To say that my son loves splashing around in a pool is an understatement. He probably enjoys it more than Hillary Swank enjoys bad acting (she does so much of it). Apologies to Hillary Swank. OK, no apologies to Hillary Swank.
This morning the little man and I woke up and, owing to the fact that it was Sunday, went to mass. I must say that going to an 8:45 AM mass as opposed to the noon mass we usually go to at home seems to have had an effect on him. By that I mean that he generally sat still and did NOT make a pterodactyl out of the bulletin. Yay! Dad of the year! He especially enjoyed going with his uncle to pick out the donuts.

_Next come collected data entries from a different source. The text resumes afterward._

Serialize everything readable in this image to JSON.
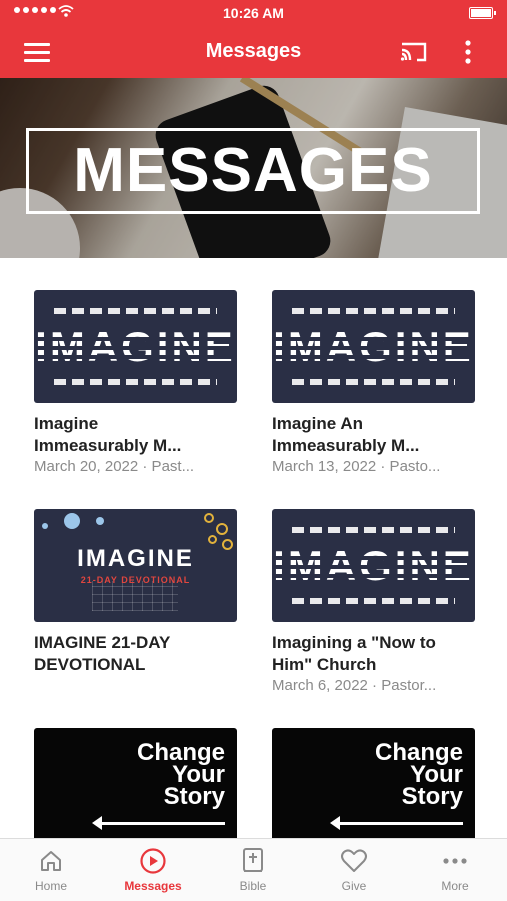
{
  "status": {
    "time": "10:26 AM"
  },
  "header": {
    "title": "Messages"
  },
  "hero": {
    "title": "MESSAGES"
  },
  "messages": [
    {
      "thumb": "imagine",
      "title": "Imagine",
      "title2": "Immeasurably M...",
      "sub": "March 20, 2022 · Past..."
    },
    {
      "thumb": "imagine",
      "title": "Imagine An",
      "title2": "Immeasurably M...",
      "sub": "March 13, 2022 · Pasto..."
    },
    {
      "thumb": "devotional",
      "thumb_title": "IMAGINE",
      "thumb_sub": "21-DAY DEVOTIONAL",
      "title": "IMAGINE 21-DAY",
      "title2": "DEVOTIONAL",
      "sub": ""
    },
    {
      "thumb": "imagine",
      "title": "Imagining a \"Now to",
      "title2": "Him\" Church",
      "sub": "March 6, 2022 · Pastor..."
    },
    {
      "thumb": "change",
      "thumb_text": [
        "Change",
        "Your",
        "Story"
      ]
    },
    {
      "thumb": "change",
      "thumb_text": [
        "Change",
        "Your",
        "Story"
      ]
    }
  ],
  "imagine_word": "IMAGINE",
  "tabs": [
    {
      "label": "Home",
      "icon": "home-icon"
    },
    {
      "label": "Messages",
      "icon": "play-circle-icon",
      "active": true
    },
    {
      "label": "Bible",
      "icon": "bible-icon"
    },
    {
      "label": "Give",
      "icon": "heart-icon"
    },
    {
      "label": "More",
      "icon": "more-dots-icon"
    }
  ],
  "colors": {
    "brand": "#e8373c",
    "thumb_bg": "#2a2f45",
    "muted": "#8a8a8a"
  }
}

In the afternoon my brother-in-law, apparently thinking that I was “agitated” the day before at my son’s behavior at the same pool, plotted simply to take his kids and my son and to let me “rest”. Look, this is how it works. Raising a boy is like driving a car… hard. You just have to wear his transmission out and show him who’s boss or else he’ll never learn proper behavior. Was I stern with him the day before? I didn’t think so. I just don’t play games when it comes to water safety. I’m not a helicopter parent. But I figure I only have two kids. Best not to leave anything to chance.
So what did I do?
I went to Target and Costco with my sisters. It was great fun meandering through the aisles of our old haunts. The best part came at the end. As one of my sisters was checking out at the register the woman behind her shoved some of my sister’s items forward on the conveyor belt to make room for her own things. My sister turned around to see what had taken place and the woman said without provocation “I said I was sorry before I did it.” Apparently that makes being rude as hell acceptable. Whatever. She let it go. Well, as we were exiting the store a few minutes later the same sister was relating to the other sister what had happened. The shoving lady walked up behind us and said “Jeez! Are you still talking about what happened back there?!” No joke, she followed us to our car peppering her sentences with some familiar four letter words (in front of her small child). As we were getting into our car the couple in the next car were getting out of theirs’. They had seen what had transpired and laughed along with us at the absurdity of it. The woman turned to us and said “She’s lucky she didn’t shove my stuff or she’d have been on… the… ground. End of story.” The guy she was with remarked how funny it would be if the crazy lady rolled up next to us and yelled out her window “Still TALKING?!?!?!”
So, you see, kids, there are some people in this world who do not know what it’s like to be told “no”. Then there are others who instinctively reach out to say “Hey, we’re with you.” A quick stop for iced coffee made everything better.
Oh, and after son was finally asleep, we watched a movie. With Hillary Swank.